THE first minister has waded into the row over the proposal to call a Valleys village Y Farteg calling for sensitivity over how Welsh spellings might be interpreted.

Carwyn Jones told the Senedd that the Varteg had already been identified as where it wouldn’t be sensible to use the correct Welsh spelling “for obvious reasons”.

He made the comments on Tuesday after Torfaen AM Lynne Neagle told First Ministers Question Time that the proposal by the Welsh Language Commissioner for the translation was putting a wedge between Welsh and non-Welsh speakers.

Ms Neagle asked Mr Jones to “listen to the people of Varteg who overwhelmingly don’t want this change” and asked if he would look at whether the budget of the commissioner could be better spent promoting the language “rather than hen-pecking hard pressed communities”.

“It’s desperately sad that when so much hard work and investment has gone into promoting the language in places like Torfaen, this clumsy intervention has served to once-again drive a wedge between Welsh speaking and non-Welsh speaking communities,” she said.
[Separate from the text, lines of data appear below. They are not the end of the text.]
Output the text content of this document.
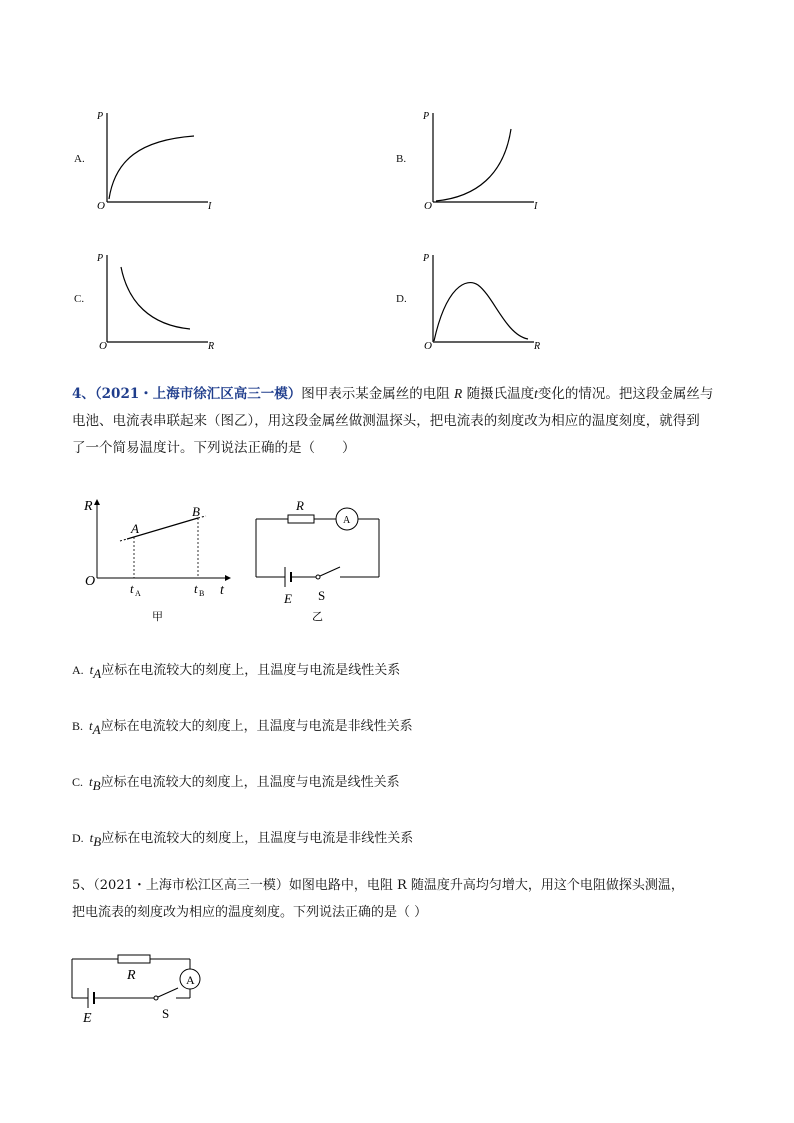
A.
P
O	I
B.
P
O	I
C.
P
O	R
D.
P
O	R
4、（2021・上海市徐汇区高三一模）图甲表示某金属丝的电阻 R 随摄氏温度t变化的情况。把这段金属丝与
电池、电流表串联起来（图乙），用这段金属丝做测温探头，把电流表的刻度改为相应的温度刻度，就得到
了一个简易温度计。下列说法正确的是（　　）
R
O
t
A
B
t A	t B
甲
R
A
E S
乙
A. $t_A$应标在电流较大的刻度上，且温度与电流是线性关系
B. $t_A$应标在电流较大的刻度上，且温度与电流是非线性关系
C. $t_B$应标在电流较大的刻度上，且温度与电流是线性关系
D. $t_B$应标在电流较大的刻度上，且温度与电流是非线性关系
5、（2021・上海市松江区高三一模）如图电路中，电阻 R 随温度升高均匀增大，用这个电阻做探头测温，
把电流表的刻度改为相应的温度刻度。下列说法正确的是（ ）
R	A
E	S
Mr Jones replied that “we have to be practical about these things and pragmatic".

“Some years ago the late Dr Phil Williams picked out Varteg as precisely an example of where it wouldn’t be sensible to use the correct Welsh spelling for obvious reasons,” he said.

“The reality is as a bilingual nation we have to be sensitive to the mis-interpretations that can be put on certain spellings and I think a practical approach will be welcomed by all constituents.”

Torfaen Council will soon be running a consultation which will ask whether people want Varteg to be known in Welsh as Y Farteg.

A previous three week consultation was held in January but a local councillor had considered Farteg inappropriate and it wasn’t adopted at the time.

But the Welsh Lanuage Commissioner instead proposed the alternative name Y Farteg.

Paul Murphy, Torfaen’s MP, has asked why people in Varteg were being told how to spell their own place name.

He had said: “I’m supportive of sensible steps to help the Welsh Language, but this is not the way to achieve that – it will only fuel resentment.”